Menurutnya, dalam dua tahun terakhir Kabupaten Bogor mengalami berbagai peristiwa penting bernuansa sejarah dan spiritual. Pada 2025, masyarakat Bogor menerima kehadiran Mahkota Binokasih yang sarat nilai historis. Sementara pada 2026, momentum religius ditandai dengan rampungnya pembangunan Masjid Raya Nurul Waton serta terselenggaranya pameran artefak peninggalan Nabi Muhammad SAW.

“Momentum ini harus dimaknai sebagai penguatan nilai persatuan dan spiritualitas. Kita tidak hanya membangun infrastruktur fisik, tetapi juga memperkuat fondasi batin dan moral masyarakat,” ujar Rudy.

Sebanyak 75 artefak yang dipamerkan mencakup berbagai benda yang diyakini memiliki keterkaitan historis dengan Rasulullah SAW dan keluarganya, di antaranya penutup kepala, helai rambut, hingga ekstrak keringat Rasulullah SAW. Bupati mengakui sejumlah artefak tersebut merupakan benda yang belum pernah ia lihat secara langsung sebelumnya.

Pemerintah Kabupaten Bogor mempersiapkan kegiatan ini secara terkoordinasi bersama para ulama, organisasi kemasyarakatan Islam, serta unsur Forum Koordinasi Pimpinan Daerah (Forkopimda). Aspek pengamanan melibatkan Polres Bogor, Kodim 0621 Kabupaten Bogor, Kejaksaan Negeri, Pengadilan Negeri, Pengadilan Agama, hingga BNN Kabupaten Bogor guna memastikan kegiatan berlangsung tertib dan kondusif.

Selain dimensi spiritual, pameran ini juga diproyeksikan sebagai penggerak ekonomi lokal. Kehadiran ribuan pengunjung diharapkan memberikan dampak positif terhadap pelaku Usaha Mikro, Kecil, dan Menengah (UMKM) di sekitar lokasi acara.

Area khusus untuk doa dan munajat turut disediakan bagi masyarakat yang ingin memperdalam refleksi spiritualnya, termasuk fasilitas pendukung di kawasan Laga Satria untuk menunjang kenyamanan jamaah.

Pameran ini dibuka setiap hari pukul 09.00 hingga 21.00 WIB selama bulan Ramadan dan dapat diakses secara gratis oleh masyarakat.
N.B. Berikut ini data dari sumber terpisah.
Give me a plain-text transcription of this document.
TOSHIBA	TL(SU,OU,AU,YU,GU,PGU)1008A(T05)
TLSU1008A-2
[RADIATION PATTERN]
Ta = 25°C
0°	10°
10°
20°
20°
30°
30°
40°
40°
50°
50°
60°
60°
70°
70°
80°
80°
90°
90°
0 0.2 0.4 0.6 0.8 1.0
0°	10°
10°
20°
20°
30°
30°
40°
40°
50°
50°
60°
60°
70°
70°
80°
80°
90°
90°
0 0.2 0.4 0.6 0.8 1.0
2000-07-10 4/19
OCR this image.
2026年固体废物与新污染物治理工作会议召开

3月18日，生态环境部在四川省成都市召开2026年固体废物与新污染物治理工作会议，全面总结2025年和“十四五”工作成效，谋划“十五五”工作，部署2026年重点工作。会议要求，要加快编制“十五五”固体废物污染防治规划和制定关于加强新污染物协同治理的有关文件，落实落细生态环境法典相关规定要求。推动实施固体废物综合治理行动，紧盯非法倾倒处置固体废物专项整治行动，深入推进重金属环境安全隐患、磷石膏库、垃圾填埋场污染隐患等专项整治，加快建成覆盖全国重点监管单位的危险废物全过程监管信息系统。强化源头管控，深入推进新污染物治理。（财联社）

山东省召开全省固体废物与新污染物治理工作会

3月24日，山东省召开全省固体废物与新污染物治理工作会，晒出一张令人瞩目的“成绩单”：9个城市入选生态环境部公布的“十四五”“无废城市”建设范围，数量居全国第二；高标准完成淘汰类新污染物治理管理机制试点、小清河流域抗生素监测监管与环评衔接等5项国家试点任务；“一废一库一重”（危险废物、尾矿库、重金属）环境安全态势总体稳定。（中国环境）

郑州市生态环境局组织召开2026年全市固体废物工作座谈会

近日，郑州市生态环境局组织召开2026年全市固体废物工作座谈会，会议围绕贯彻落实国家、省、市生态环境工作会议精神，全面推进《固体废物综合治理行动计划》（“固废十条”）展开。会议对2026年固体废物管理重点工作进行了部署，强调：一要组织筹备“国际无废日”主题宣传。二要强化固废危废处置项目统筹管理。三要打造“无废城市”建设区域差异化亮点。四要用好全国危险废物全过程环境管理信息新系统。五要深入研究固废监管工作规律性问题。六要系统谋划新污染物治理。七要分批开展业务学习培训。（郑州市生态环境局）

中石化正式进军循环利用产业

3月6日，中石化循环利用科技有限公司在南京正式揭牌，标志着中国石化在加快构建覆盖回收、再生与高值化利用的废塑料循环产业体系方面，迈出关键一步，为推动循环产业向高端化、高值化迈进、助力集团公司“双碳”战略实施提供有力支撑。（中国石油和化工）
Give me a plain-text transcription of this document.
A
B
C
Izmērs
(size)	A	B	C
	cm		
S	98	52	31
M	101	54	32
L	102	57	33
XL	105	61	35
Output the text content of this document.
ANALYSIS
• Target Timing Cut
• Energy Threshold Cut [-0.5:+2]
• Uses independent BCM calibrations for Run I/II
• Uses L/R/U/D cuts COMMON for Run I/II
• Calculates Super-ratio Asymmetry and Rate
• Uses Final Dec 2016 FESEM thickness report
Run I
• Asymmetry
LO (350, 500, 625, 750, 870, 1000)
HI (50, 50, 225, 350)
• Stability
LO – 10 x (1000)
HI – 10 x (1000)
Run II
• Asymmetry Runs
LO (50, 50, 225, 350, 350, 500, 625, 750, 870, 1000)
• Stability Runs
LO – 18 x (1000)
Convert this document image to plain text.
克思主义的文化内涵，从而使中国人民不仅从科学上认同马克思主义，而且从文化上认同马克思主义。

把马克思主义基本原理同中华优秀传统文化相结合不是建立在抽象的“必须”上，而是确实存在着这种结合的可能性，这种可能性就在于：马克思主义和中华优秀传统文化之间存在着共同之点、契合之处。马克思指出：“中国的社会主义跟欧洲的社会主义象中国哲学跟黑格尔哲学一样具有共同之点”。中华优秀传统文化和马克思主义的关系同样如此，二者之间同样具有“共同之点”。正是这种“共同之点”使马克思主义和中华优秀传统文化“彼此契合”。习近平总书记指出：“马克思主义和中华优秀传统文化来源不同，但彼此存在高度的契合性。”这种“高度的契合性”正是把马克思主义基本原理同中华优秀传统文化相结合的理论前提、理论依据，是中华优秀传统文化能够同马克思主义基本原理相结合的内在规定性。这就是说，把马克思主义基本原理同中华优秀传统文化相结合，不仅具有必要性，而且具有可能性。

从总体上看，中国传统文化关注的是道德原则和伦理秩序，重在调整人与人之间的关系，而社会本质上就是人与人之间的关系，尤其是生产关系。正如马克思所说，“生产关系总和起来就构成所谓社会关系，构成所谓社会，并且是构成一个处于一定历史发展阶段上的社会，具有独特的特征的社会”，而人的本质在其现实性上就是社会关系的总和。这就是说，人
Pemerintah Kabupaten Bogor berharap kegiatan tersebut menjadi ruang edukasi sejarah Islam sekaligus wahana penguatan karakter religius masyarakat.

Melalui penyelenggaraan pameran ini, Kabupaten Bogor tidak hanya menghadirkan kegiatan seremonial keagamaan, tetapi juga menegaskan komitmennya dalam memadukan pembangunan fisik dengan penguatan nilai-nilai spiritual dan historis sebagai bagian dari arah pembangunan daerah yang berkelanjutan.